Struggling with the bird in one hand and the heavy bucket in the other, I push the door open, hold it with my foot, and stumble inside.
“Rus?”
The bucket crashes against the ground with a loud thud. My balled fist extends, ready to strike, before I blink and realize it’s Wren standing in front of me, eyes bulging at me in shock, lips parted as though he was about to scream.
Shit.
“S-sorry,” I mutter. Quickly letting my arm fall, I swallow and look down.
I nearly punched the living daylight out of him.
Goddammit, Rus. The bird in my grip struggles, so I release the hold slightly.
I’m probably lucky I didn’t crush it like a peach when my entire body seized up.
“I’m sorry, it was…it’s… I get on edge sometimes. ”
Wren releases a measured, slow sigh and nods. He doesn’t seem angry. “Like…from combat?” he asks quietly, those sky-blue eyes studying me with careful interest. “PTSD?”
“I wouldn’t go that far,” I say under my breath and bend down to put the logs back into the bucket.
Wren quickly joins me. I’ve seen guys with PTSD.
Seen how it can rule their entire lives.
I’m not like that. I have it under control most of the time.
I’m lucky. “It’s just that wakin’ up to a loud bang isn’t the best for my brain, that’s all. ”
“And the…random bird in your hand?” he asks with the faintest frown before glancing at the creature with an amused smirk.
“Oh, I found it outside. I think its wing is…maybe not broken, but it ain’t right somehow. It’ll die out there like this, so I’m takin’ it upstairs and keeping it in until the storm passes. I’ve got some birdseed I can feed it.”
We both reach for the same piece of wood to put back in the bucket, and as our fingers brush, we lock eyes and stare at each other for a moment. With an awkward smile, I move away while Wren picks it up.
He seems a little lost in thought. I wonder what that’s about.
“Are you planning to just let it fly around the room? Isn’t it gonna hurt itself?”
“The poor thing’s already injured. And exhausted. I’ll put it in a dark box with some water and food by the fire for now, give it time to recover first.”
There’s a soft smile on his face. He looks…pleased? At least it’s not that strange sadness from before.
We’re almost finished with cleaning up the mess I made, and the magpie no longer thrashes inside my grip. “You sound like you’ve done it before,” Wren notes.
“I’ve helped some wildlife here and there.
A few squirrels. A grouse. A pigeon or two.
I know you ain’t supposed to really intervene with nature and stuff…
I only do it when it feels fair. I’m not wrestlin’ a rabbit out of a fox’s mouth to save it.
That’s life. The way of things. But there’s no harm in givin’ a few animals a second chance. Everyone deserves a second chance.”

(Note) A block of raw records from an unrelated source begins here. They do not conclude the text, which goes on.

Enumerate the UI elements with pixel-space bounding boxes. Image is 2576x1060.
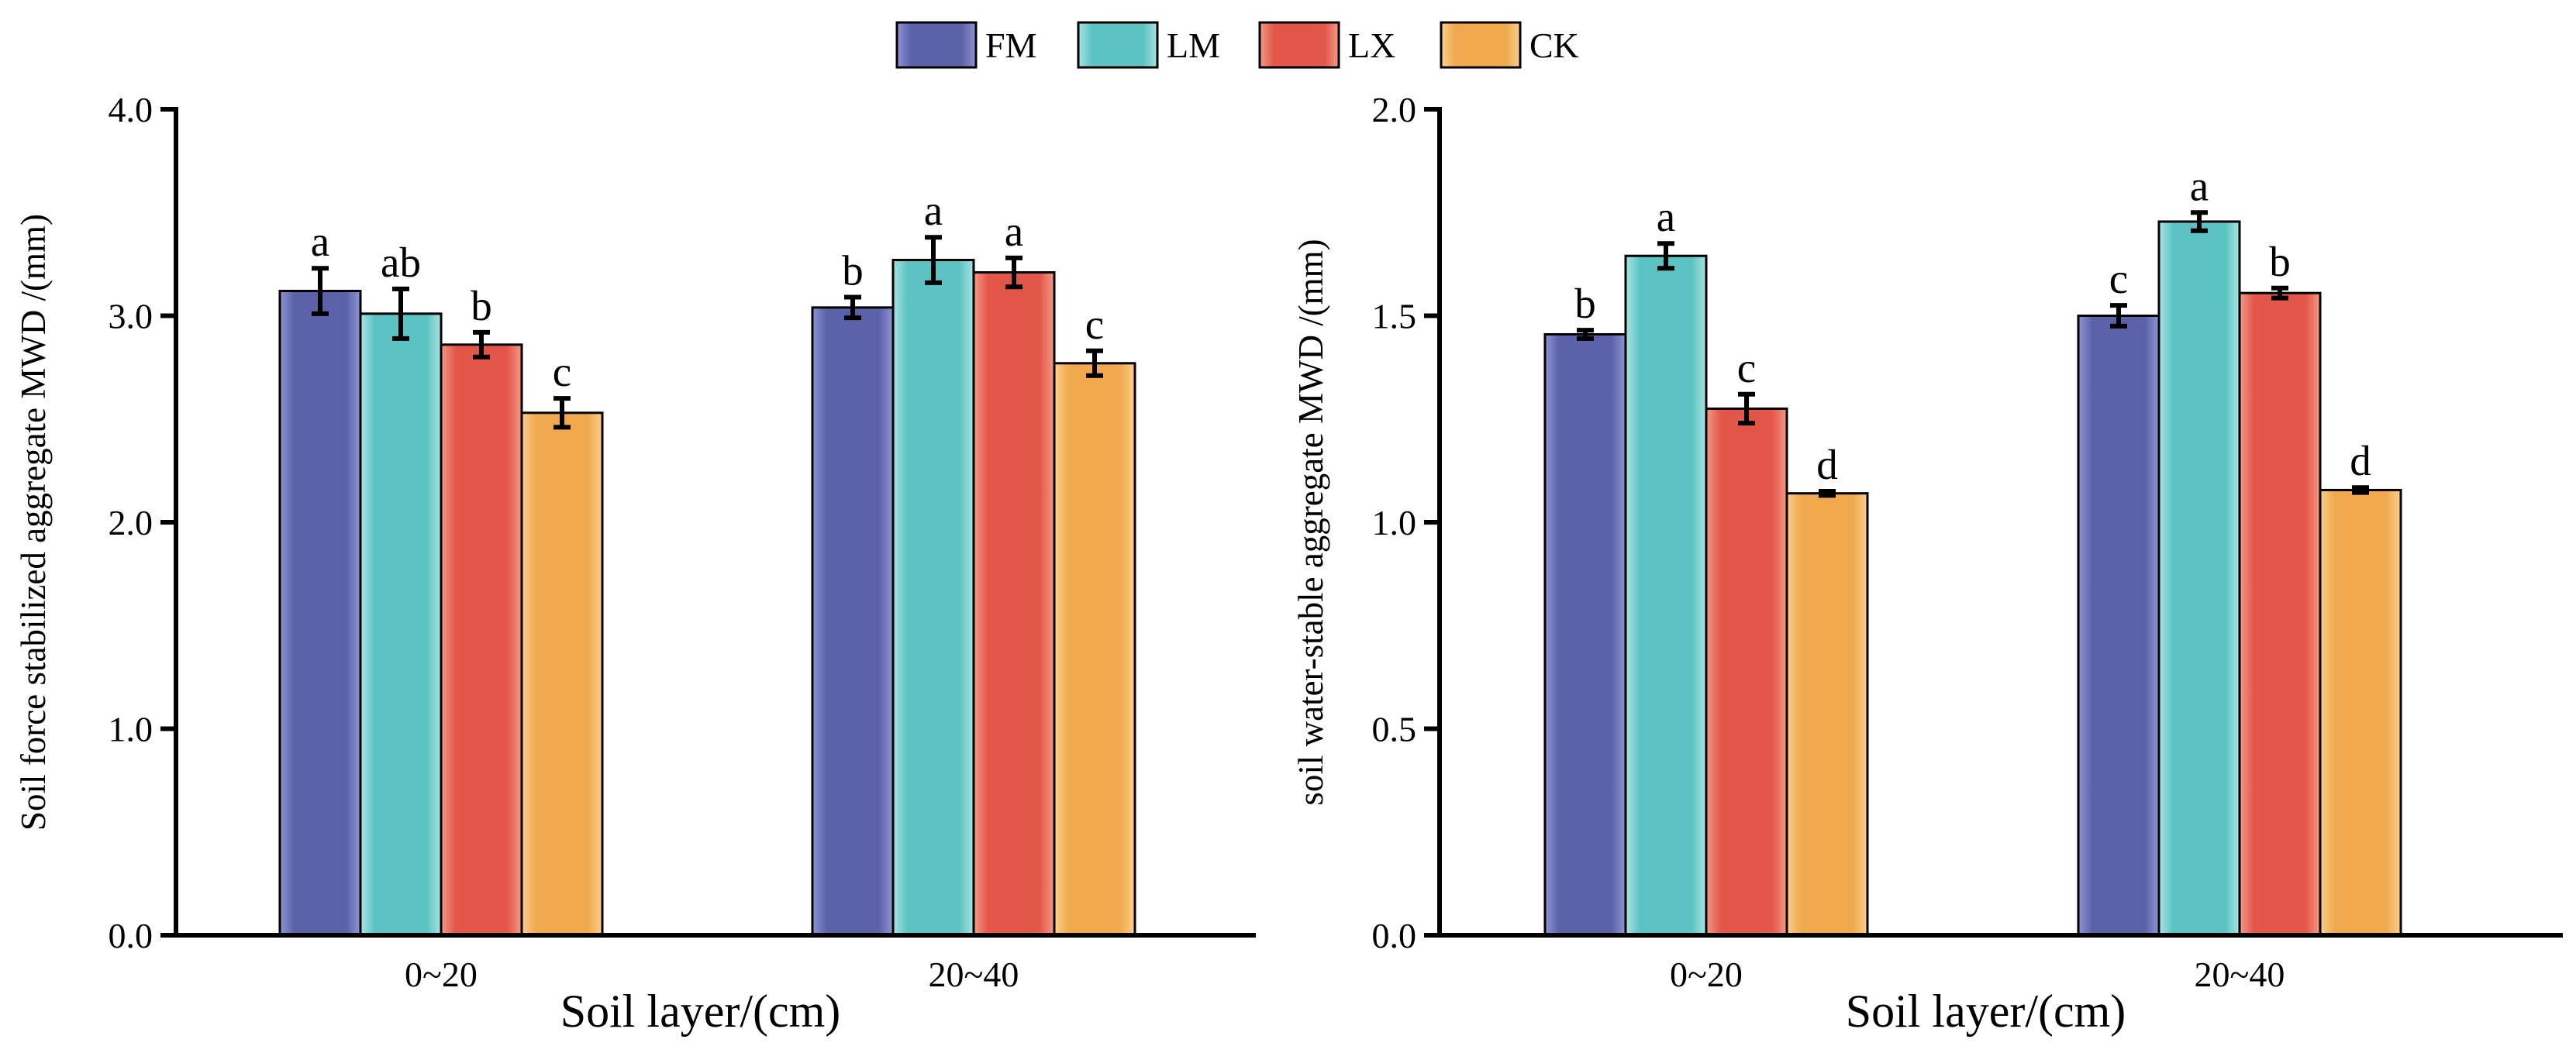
significance-letter: b: [2269, 238, 2291, 285]
error-bar-ck-20-40: [1086, 348, 1103, 378]
error-bar-lx-20-40: [2271, 285, 2288, 301]
error-bar-lm-0-20: [1657, 241, 1674, 271]
significance-letter: a: [311, 218, 329, 265]
bar-lm-20-40: [2157, 220, 2241, 937]
bar-lx-0-20: [440, 343, 523, 937]
significance-letter: a: [924, 187, 943, 234]
error-bar-ck-0-20: [553, 396, 571, 430]
bar-lm-20-40: [891, 259, 975, 937]
y-tick-label: 0.0: [1372, 916, 1417, 955]
y-tick-label: 2.0: [109, 503, 153, 542]
error-bar-fm-0-20: [312, 266, 329, 316]
y-tick-label: 1.0: [109, 710, 153, 749]
significance-letter: a: [1657, 193, 1675, 240]
y-tick-label: 4.0: [109, 90, 153, 129]
significance-letter: c: [2109, 255, 2128, 302]
error-bar-lm-20-40: [925, 235, 942, 285]
legend-label-lm: LM: [1167, 26, 1220, 65]
x-axis-label: Soil layer/(cm): [560, 986, 841, 1037]
bar-lx-0-20: [1705, 407, 1788, 937]
significance-letter: d: [2350, 437, 2371, 484]
legend-label-fm: FM: [985, 26, 1036, 65]
error-bar-ck-20-40: [2352, 485, 2369, 495]
x-tick-label: 20~40: [929, 955, 1019, 994]
error-bar-lx-0-20: [473, 329, 490, 360]
y-tick-label: 1.5: [1372, 297, 1417, 336]
significance-letter: b: [842, 247, 864, 294]
legend: FM LM LX CK: [895, 21, 1579, 69]
legend-swatch-fm: [895, 21, 978, 69]
y-tick-label: 0.5: [1372, 710, 1417, 749]
chart-panel-water-stable-mwd: b a c d 0~20 c a b d 20~40 0.0 0.5 1.0 1.5 2.0 Soil lay…: [1291, 90, 2563, 1037]
legend-swatch-lm: [1077, 21, 1159, 69]
error-bar-lm-20-40: [2191, 210, 2208, 233]
bar-lx-20-40: [2238, 291, 2322, 937]
significance-letter: a: [2190, 162, 2209, 209]
error-bar-fm-20-40: [844, 294, 861, 321]
y-tick-label: 3.0: [109, 297, 153, 336]
error-bar-fm-20-40: [2110, 303, 2127, 329]
error-bar-lx-20-40: [1005, 255, 1022, 290]
bar-fm-0-20: [1543, 332, 1627, 937]
y-tick-label: 0.0: [109, 916, 153, 955]
significance-letter: c: [1737, 344, 1756, 391]
significance-letter: b: [1574, 280, 1596, 327]
x-tick-label: 20~40: [2195, 955, 2285, 994]
bar-ck-20-40: [1053, 362, 1136, 937]
legend-swatch-lx: [1258, 21, 1340, 69]
y-axis-label: Soil force stabilized aggregate MWD /(mm…: [14, 214, 53, 831]
significance-letter: ab: [381, 239, 421, 286]
significance-letter: a: [1005, 208, 1023, 255]
bar-fm-20-40: [811, 306, 895, 937]
significance-letter: b: [471, 282, 492, 329]
error-bar-ck-0-20: [1819, 489, 1836, 498]
y-tick-label: 1.0: [1372, 503, 1417, 542]
error-bar-lm-0-20: [392, 286, 409, 341]
error-bar-fm-0-20: [1577, 328, 1594, 341]
bar-fm-0-20: [278, 290, 362, 937]
y-tick-label: 2.0: [1372, 90, 1417, 129]
significance-letter: c: [553, 348, 571, 395]
bar-lm-0-20: [359, 312, 443, 937]
y-axis-label: soil water-stable aggregate MWD /(mm): [1291, 239, 1330, 805]
bar-lx-20-40: [972, 271, 1056, 937]
bar-ck-0-20: [1785, 492, 1869, 937]
bar-lm-0-20: [1624, 254, 1708, 937]
x-axis-label: Soil layer/(cm): [1846, 986, 2126, 1037]
significance-letter: d: [1816, 441, 1838, 488]
legend-swatch-ck: [1440, 21, 1522, 69]
bar-ck-20-40: [2319, 488, 2402, 937]
chart-panel-force-stabilized-mwd: a ab b c 0~20 b a a c 20~40 0.0 1.0 2.0 3.0 4.0 Soil la…: [14, 90, 1256, 1037]
x-tick-label: 0~20: [405, 955, 478, 994]
error-bar-lx-0-20: [1738, 391, 1755, 426]
legend-label-ck: CK: [1529, 26, 1579, 65]
x-tick-label: 0~20: [1670, 955, 1743, 994]
significance-letter: c: [1085, 301, 1104, 348]
bar-ck-0-20: [520, 411, 604, 937]
bar-fm-20-40: [2077, 315, 2160, 937]
legend-label-lx: LX: [1348, 26, 1395, 65]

Wren meets my eyes again as he kneels in front of me with an intense, thoughtful expression. I want to ask what he’s thinking about, but he looks down sharply and grabs the bucket of wood, standing up with it in his hands.
“I can get that,” I blurt out.
He snorts. “I’m not that weak, you know?” With that, he turns and heads for the stairs, his gait swift and determined.
My cheeks burn up from embarrassment. “That’s not what I—” I clear my throat and follow him while I check on the bird. It has definitely warmed up in my hand at least. I feel its tiny heart pounding wildly against my skin, which is good. Still has some fight in it. “You’ll be alright,” I whisper.
I head to the junk corner of the room by the kitchen, where I throw all the random crap that doesn’t have a place anywhere else. There’s a big enough cardboard box I can use. I stab some holes in the sides of it while holding it between my legs.